The kit, Clinical Guidelines for the Physical Care of Mental Health Consumers, detailed in the October issue of the Australian and New Zealand Journal of Psychiatry, was developed by researchers from the School of Psychiatry and Clinical Neurosciences at the University of Western Australia.
It followed a survey of Australian psychiatrists showing that screening for obesity, hypertension and metabolic abnormalities was not occurring in many services despite its acknowledged importance.
“Despite the high risk of obesity, cardiovascular disease and type 2 diabetes, the screening of psychiatric patients for physical health disorders is woefully inadequate,” the researchers said.
“The overarching aim of the package is not to simply identify issues but to aid clinicians in providing workable solutions.”

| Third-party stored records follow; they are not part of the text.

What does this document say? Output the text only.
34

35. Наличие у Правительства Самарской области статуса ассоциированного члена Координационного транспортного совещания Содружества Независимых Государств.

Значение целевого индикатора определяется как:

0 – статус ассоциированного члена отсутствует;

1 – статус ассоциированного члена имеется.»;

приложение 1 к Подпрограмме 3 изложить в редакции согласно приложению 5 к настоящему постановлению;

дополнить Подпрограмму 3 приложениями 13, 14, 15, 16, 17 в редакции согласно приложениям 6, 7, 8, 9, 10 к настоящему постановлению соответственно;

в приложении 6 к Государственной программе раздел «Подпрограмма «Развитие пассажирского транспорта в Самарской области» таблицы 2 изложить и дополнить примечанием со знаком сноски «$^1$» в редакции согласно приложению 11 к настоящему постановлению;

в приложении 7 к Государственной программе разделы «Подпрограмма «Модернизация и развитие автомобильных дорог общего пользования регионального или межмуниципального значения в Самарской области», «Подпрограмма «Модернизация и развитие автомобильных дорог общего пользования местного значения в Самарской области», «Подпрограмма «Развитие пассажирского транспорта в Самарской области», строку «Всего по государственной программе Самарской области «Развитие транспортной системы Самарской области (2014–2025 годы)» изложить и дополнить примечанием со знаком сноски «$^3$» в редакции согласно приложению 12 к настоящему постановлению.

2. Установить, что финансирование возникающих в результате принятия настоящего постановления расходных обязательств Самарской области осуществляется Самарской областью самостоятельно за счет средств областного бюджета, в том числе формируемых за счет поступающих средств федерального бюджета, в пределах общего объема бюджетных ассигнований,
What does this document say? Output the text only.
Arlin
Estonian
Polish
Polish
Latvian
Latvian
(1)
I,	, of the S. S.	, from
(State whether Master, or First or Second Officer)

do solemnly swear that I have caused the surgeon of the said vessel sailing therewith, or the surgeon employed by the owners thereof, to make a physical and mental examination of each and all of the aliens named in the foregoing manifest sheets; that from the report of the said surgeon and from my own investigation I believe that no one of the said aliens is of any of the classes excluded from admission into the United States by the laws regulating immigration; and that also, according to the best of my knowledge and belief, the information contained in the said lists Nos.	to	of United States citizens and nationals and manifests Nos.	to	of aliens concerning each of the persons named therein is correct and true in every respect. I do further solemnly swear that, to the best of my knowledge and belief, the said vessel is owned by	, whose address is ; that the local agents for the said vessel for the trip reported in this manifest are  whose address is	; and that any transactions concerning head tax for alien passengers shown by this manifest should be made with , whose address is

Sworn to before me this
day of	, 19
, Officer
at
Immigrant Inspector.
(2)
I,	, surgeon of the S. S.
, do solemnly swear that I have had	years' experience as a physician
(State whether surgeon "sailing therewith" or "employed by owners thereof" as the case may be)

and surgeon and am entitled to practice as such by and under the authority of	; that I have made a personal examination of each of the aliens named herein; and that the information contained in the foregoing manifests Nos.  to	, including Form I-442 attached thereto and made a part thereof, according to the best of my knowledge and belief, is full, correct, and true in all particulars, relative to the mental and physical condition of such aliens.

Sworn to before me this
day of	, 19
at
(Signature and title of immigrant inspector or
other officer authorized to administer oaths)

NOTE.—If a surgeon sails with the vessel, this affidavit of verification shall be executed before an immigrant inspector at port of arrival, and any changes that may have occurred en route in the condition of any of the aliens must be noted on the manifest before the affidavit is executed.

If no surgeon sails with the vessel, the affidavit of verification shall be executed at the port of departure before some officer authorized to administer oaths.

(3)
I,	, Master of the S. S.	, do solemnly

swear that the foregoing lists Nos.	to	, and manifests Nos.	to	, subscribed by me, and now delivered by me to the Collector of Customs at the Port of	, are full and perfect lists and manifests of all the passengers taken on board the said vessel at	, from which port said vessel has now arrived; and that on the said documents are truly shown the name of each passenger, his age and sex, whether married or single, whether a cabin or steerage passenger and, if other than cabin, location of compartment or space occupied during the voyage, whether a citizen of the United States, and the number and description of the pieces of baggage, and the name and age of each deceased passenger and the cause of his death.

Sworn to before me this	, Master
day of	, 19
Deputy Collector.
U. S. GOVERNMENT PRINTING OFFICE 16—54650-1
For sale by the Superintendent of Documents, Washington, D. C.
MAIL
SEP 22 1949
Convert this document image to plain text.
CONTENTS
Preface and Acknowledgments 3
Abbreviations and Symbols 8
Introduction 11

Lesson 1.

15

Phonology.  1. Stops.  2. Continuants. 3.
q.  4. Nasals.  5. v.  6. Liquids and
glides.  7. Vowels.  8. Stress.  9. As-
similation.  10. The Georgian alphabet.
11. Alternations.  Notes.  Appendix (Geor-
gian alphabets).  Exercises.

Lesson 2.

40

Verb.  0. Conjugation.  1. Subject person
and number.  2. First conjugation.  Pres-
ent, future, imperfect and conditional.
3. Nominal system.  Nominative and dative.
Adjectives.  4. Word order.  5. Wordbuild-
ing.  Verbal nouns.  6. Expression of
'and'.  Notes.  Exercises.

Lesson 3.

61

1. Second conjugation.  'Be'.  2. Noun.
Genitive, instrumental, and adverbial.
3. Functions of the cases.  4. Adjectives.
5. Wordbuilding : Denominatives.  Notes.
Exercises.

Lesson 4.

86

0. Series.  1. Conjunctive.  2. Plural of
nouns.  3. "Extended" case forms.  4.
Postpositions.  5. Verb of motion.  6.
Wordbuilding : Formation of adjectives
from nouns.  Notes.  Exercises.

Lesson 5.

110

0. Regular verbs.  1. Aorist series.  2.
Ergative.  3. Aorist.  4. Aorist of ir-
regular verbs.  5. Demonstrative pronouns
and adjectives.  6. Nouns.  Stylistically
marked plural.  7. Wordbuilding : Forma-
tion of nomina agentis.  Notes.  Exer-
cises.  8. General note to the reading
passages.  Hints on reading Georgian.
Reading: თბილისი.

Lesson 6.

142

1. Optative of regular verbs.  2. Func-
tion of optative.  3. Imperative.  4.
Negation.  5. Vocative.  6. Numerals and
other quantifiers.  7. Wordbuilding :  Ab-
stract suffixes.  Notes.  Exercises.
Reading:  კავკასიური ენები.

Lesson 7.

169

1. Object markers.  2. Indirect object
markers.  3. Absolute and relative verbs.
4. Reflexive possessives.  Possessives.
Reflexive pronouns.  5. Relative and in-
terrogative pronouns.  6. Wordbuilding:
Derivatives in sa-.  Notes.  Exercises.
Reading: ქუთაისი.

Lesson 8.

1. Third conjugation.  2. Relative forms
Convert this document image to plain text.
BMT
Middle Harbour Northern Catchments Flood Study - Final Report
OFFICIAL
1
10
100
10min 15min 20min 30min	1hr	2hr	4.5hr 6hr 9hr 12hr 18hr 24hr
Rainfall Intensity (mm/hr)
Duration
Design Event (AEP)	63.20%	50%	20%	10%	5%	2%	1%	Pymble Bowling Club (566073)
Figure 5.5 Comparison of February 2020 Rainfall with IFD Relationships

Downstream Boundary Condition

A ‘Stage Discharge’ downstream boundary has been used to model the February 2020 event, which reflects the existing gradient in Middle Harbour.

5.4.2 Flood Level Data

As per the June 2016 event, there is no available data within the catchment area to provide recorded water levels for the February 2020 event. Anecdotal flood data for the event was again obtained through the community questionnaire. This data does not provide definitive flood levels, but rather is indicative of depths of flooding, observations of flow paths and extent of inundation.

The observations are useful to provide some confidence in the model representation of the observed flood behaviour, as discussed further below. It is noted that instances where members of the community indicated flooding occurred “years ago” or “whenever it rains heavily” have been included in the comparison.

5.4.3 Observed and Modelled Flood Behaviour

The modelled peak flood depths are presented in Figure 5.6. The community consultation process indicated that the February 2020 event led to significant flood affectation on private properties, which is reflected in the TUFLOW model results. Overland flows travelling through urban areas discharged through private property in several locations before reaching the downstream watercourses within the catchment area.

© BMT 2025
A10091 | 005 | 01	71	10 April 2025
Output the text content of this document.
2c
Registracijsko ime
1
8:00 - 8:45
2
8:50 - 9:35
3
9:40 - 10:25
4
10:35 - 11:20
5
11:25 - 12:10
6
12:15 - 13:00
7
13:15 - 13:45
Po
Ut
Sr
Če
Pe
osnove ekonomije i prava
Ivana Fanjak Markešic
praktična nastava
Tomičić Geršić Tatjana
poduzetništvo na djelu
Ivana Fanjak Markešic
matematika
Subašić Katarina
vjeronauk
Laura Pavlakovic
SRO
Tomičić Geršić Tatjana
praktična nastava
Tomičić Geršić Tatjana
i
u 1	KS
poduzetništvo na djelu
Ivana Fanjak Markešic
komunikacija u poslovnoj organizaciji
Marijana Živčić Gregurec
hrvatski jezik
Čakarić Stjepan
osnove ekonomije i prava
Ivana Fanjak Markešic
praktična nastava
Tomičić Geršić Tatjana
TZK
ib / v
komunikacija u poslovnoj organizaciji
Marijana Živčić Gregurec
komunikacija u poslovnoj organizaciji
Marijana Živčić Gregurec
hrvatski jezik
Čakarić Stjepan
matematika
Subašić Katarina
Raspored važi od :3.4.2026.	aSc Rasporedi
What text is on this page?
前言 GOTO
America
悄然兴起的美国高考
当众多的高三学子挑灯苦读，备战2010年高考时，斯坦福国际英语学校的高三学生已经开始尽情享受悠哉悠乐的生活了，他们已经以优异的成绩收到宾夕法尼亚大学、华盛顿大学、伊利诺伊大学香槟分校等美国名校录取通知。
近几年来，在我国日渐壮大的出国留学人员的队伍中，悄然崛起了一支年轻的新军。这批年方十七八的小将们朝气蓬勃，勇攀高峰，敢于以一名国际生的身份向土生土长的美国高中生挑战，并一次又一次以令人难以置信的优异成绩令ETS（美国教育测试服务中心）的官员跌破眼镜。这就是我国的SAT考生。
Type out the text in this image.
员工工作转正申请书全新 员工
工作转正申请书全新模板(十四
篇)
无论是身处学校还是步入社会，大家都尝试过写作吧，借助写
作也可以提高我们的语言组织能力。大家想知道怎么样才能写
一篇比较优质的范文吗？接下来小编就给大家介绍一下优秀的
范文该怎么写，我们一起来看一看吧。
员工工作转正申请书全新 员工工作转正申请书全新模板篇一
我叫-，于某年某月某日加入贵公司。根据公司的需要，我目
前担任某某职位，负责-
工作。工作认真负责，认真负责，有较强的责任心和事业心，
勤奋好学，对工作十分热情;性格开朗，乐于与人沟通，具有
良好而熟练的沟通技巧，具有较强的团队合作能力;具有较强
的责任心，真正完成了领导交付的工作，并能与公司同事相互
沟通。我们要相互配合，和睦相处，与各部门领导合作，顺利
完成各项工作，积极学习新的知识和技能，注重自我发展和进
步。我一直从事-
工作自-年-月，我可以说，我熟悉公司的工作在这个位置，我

The resource, developed in consultation with mental health clinicians, primary care physicians and patients, includes a clinical algorithm, clinician handbook, psychosocial assessment booklet, patient screening forms, a consumer diary and a carer handbook.
The algorithm wall chart gives indices and recommended monitoring intervals for waist circumference, blood pressure, fasting lipids and fasting blood glucose.
The handbook focuses on the adverse effects of psychotropic medications, along with recommended testing for each medication category.
And the psychosocial assessment booklet includes tools for assessing the dimensions of lifestyle factors, such as dental treatment, and alcohol and illicit drug use.